Pennsylvania has been Pseudorabies-free, meaning the state has successfully eradicated the disease, since November of 2004. The virus does not cause illness in humans. Pseudorabies, or PRV, is a viral disease most prevalent in swine, often causing newborn piglets to die. Older pigs can survive infection, becoming carriers of the pseudorabies virus for life. Other animals infected from swine die from pseudorabies, which is also known as Aujeszky's disease and "mad itch." Infected cattle and sheep can first show signs of pseudorabies by scratching and biting themselves. In dogs and cats, pseudorabies can cause sudden death.
PRV is primarily spread through direct animal-to-animal (or nose-to-nose) contact between an infected and shedding pig and a non-infected pig. If present on inanimate objects, such as boots, clothing, feed, trucks, and equipment, the virus can also spread from herd to herd and farm to farm. Pseudorabies can be prevented primarily through good, tight bio-security, a sound vaccination program, and thorough, meticulous management with disease control and prevention in mind. Pseudorabies includes the Pseudorabies Qualified Swine Herd Program.

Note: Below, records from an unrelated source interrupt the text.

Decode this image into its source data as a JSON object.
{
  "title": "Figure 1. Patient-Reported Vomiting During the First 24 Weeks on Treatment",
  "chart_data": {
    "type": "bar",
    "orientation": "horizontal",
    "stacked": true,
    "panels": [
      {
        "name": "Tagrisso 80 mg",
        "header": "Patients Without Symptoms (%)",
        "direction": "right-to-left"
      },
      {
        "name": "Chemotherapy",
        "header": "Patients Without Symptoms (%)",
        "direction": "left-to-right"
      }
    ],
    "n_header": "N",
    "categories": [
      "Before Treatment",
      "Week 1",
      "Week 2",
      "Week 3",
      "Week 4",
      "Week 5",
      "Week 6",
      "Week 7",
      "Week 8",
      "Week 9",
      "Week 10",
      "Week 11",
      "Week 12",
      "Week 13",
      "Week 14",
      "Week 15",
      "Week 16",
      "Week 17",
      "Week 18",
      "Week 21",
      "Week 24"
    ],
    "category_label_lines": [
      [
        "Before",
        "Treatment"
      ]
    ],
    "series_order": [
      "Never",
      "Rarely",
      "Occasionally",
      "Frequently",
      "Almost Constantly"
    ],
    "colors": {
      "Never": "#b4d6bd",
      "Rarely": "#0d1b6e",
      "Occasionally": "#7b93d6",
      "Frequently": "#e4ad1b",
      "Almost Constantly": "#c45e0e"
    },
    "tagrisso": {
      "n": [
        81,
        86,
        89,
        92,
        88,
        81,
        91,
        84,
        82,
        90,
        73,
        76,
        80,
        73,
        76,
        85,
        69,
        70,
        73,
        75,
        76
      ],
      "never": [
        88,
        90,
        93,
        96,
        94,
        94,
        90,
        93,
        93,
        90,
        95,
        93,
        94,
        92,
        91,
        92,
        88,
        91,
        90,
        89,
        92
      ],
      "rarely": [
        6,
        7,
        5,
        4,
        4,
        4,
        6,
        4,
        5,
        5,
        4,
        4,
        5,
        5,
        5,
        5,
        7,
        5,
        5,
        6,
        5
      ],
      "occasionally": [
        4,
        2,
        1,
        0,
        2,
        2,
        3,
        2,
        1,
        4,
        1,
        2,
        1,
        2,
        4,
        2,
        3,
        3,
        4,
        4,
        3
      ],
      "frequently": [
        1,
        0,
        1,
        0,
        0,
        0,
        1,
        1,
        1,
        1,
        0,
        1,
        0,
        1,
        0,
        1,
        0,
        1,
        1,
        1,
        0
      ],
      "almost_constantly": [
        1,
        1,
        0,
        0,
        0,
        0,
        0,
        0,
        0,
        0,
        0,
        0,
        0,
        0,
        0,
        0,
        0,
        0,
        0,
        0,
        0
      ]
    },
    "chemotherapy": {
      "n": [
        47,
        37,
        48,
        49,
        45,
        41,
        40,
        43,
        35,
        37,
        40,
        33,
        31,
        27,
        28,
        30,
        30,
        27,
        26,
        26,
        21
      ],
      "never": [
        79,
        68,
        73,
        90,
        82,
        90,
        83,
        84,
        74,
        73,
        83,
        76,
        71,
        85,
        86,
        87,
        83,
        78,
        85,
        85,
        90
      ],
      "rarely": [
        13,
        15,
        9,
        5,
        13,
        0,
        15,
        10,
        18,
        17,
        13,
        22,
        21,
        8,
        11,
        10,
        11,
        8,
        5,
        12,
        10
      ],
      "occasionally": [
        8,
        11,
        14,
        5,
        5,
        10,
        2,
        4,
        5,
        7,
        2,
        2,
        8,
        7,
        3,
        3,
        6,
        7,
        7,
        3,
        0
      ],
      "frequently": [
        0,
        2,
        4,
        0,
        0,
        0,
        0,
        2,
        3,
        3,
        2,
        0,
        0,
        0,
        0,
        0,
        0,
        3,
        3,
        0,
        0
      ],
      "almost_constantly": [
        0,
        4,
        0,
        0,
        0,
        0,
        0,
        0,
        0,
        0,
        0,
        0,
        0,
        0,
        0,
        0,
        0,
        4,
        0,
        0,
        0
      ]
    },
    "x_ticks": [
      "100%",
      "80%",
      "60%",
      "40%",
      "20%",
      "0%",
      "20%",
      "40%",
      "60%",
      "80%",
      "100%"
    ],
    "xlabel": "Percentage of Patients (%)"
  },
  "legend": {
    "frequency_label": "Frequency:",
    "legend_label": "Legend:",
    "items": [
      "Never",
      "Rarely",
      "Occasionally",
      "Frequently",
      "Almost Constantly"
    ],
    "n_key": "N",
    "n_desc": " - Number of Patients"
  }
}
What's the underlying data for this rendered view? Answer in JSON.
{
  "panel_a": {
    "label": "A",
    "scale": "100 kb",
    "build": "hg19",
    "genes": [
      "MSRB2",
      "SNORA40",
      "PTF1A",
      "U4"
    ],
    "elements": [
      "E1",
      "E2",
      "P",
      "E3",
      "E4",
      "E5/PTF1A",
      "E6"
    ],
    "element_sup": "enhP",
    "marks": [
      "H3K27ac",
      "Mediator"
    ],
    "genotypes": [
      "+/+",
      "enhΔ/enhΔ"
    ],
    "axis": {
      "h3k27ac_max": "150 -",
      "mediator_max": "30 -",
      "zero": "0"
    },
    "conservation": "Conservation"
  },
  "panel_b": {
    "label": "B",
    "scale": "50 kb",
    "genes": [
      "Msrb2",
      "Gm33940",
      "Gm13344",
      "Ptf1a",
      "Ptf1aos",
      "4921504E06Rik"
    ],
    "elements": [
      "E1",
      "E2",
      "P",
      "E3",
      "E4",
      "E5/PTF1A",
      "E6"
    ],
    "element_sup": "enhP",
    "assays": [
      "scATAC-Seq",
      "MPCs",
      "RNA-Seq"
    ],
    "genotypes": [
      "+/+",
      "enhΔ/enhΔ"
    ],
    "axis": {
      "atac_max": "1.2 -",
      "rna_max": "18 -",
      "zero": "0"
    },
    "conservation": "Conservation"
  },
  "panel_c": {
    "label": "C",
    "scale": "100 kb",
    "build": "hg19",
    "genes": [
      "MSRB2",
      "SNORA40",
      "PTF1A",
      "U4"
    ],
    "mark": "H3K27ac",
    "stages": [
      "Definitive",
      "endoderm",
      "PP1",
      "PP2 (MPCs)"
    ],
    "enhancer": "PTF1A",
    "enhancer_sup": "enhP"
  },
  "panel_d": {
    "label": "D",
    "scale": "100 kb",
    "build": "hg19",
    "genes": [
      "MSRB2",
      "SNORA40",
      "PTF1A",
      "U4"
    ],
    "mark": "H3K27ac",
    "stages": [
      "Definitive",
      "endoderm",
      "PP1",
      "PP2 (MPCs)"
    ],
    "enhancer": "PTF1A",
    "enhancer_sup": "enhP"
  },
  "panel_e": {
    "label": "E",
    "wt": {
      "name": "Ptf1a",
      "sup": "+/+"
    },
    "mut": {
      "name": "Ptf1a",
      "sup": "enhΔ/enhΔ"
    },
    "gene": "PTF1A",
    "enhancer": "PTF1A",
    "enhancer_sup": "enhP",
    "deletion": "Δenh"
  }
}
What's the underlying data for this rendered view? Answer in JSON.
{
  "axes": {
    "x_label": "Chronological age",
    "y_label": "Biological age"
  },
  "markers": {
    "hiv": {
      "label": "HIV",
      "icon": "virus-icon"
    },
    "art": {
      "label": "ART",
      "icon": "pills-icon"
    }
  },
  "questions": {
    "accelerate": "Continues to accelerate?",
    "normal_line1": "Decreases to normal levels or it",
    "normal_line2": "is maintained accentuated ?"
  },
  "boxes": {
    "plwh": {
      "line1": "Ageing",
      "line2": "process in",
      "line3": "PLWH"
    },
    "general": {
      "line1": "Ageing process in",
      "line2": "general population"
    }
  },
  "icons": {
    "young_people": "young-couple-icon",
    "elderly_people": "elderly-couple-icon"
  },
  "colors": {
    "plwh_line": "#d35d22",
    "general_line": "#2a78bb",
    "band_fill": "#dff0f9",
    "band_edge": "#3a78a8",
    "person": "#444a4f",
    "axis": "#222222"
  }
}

Pennsylvania currently has 33 swine herds enrolled in the PRV program. Pennsylvania's PRV-free status allows herd owners to move animals within PA and to other states and is vital to maintain the swine industry in Pennsylvania. The pork industry is a major economic player in Pennsylvania's agricultural economy, and this status will help keep Pennsylvania pork producers competitive in the national and international marketplace.
The United States Department of Agriculture, or USDA, established a voluntary eradication program for pseudorabies in the United States in 1989. The program is cooperative in nature and involves federal, state, and industry participation. USDA's Animal and Plant Health Inspection Service, or APHIS, coordinates the national pseudorabies eradication program. State governments promulgate and enforce the intrastate regulations, and producers contribute by having their herds tested and instituting control and eradication measures. The program's primary activities include surveillance, herd monitoring, and herd cleanup.